Usahanya tak sia-sia. Dia pun lulus dan bisa melanjutkan kuliah dengan mengambil Fakultas Hukum di Universitas Panca Bhakti, Pontianak. Untuk menyambung keberlangsungan perkuliahan, dia menjadi sopir video shoting. "Waktu itu lagi ramai- ramainya video shooting. Saya jadi tukang sopir mobil books nya. Ditabung untuk hidup sehari- hari, biaya kuliah hingga skripsi," kisah Akil yang selama kuliah aktif dalam kegiatan Resimen Mahasiswa ( Menwa).
"Waktu itu, untuk daftar skripsi sebanyak Rp 75 ribu. Dari upah sopir saya cuma ada tabungan Rp 50 ribu. Sisanya pinjam sana-sini," ujar Akil sambil menghirup rokok dalam-dalam.

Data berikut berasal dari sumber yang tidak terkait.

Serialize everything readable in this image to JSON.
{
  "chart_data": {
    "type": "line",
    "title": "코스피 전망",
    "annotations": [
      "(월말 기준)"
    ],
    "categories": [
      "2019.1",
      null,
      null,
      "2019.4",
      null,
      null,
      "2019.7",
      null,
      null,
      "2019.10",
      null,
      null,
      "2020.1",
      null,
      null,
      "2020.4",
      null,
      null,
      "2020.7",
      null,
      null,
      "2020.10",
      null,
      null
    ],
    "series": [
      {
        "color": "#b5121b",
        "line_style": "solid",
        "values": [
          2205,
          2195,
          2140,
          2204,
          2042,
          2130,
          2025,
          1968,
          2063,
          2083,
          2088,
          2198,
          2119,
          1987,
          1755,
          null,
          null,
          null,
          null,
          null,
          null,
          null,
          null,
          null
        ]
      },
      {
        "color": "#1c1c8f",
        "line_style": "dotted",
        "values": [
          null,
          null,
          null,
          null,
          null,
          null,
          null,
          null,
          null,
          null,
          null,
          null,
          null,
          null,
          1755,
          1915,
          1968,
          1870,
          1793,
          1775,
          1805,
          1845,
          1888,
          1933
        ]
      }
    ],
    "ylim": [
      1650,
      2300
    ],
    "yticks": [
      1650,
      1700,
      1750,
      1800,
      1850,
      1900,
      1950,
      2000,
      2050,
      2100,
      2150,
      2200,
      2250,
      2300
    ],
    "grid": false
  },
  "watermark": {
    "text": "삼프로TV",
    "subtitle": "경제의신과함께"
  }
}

Usai menjadi sarjana, mulailah dia terlibat langsung dalam perubahan sosial. Mengawali karier sebagai pengacara di pelosok Kalimantan, masuk dunia politik, hingga kini berkantor di lantai 13 gedung MK. Namun, badai tak kunjung berlalu. Setelah beberapa tahun sebagai penafsir konstitusi, kini hembusan angin kembali menerpanya.
"Kita lihat saja, akhir pusaran ini. Saya sudah terbiasa dengan semua ini," tutup Akil dingin.